5.
A man goes and sits in a cave, cut off from all human contact. He
imagines that he has attained perfect calm of mind. But let hi
leave the cave and go out to beg for his food. A mischievous little
boy rattles the bolt of a door, and is absorbed in contemplating the
noise it makes, but the yogi cannot bear the music that the innocent
child makes and enjoys. By living in a cave, he has made his mind so
weak that he cannot stand the slightest jolt. A
little rattling noise shatters his peace of mind. It is not good
that one's mind should be in such a weak state.
6. To sum up, karma is a very useful
thing to enable us to understand what our minds are like. When
defects come to light, we can get rid of them. If they are hidden
from sight, progress is obstructed and growth comes to an end. When
we act and discover our own defects, we are impelled to employ
vikarma to remove them. When this effort of vikarma goes on day and
night within, then we shall learn in due time how, while performing
svadharma, one can remain unattached, and get beyond kama and
krodha, (craving and anger), lobha and moha (greed and delusion).

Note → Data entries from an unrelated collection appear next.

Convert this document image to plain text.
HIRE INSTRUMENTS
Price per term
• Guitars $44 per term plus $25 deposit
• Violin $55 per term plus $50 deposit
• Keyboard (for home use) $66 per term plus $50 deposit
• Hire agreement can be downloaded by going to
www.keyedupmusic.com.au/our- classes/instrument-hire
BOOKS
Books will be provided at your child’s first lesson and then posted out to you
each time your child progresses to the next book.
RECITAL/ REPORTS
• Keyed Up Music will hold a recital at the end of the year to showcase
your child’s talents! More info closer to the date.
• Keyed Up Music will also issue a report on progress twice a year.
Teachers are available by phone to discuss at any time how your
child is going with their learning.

If we endeavor constantly to keep
action free of impurity, then later, pure karma will go on of
itself. When once actions do not distort the mind, but take place
naturally, one after the other, we do not notice that they have
taken place at all. When karma becomes natural and normal (sahaja),
it becomes akarma. As we have seen in the Fourth Chapter, it is this
sahaja karma that we call akarma. How karma is transformed into
akarma, and how we can learn this art at the feet of the saints,
this too the Lord has taught at the end of the Fourth Chapter. Words
cannot describe this state of akarma.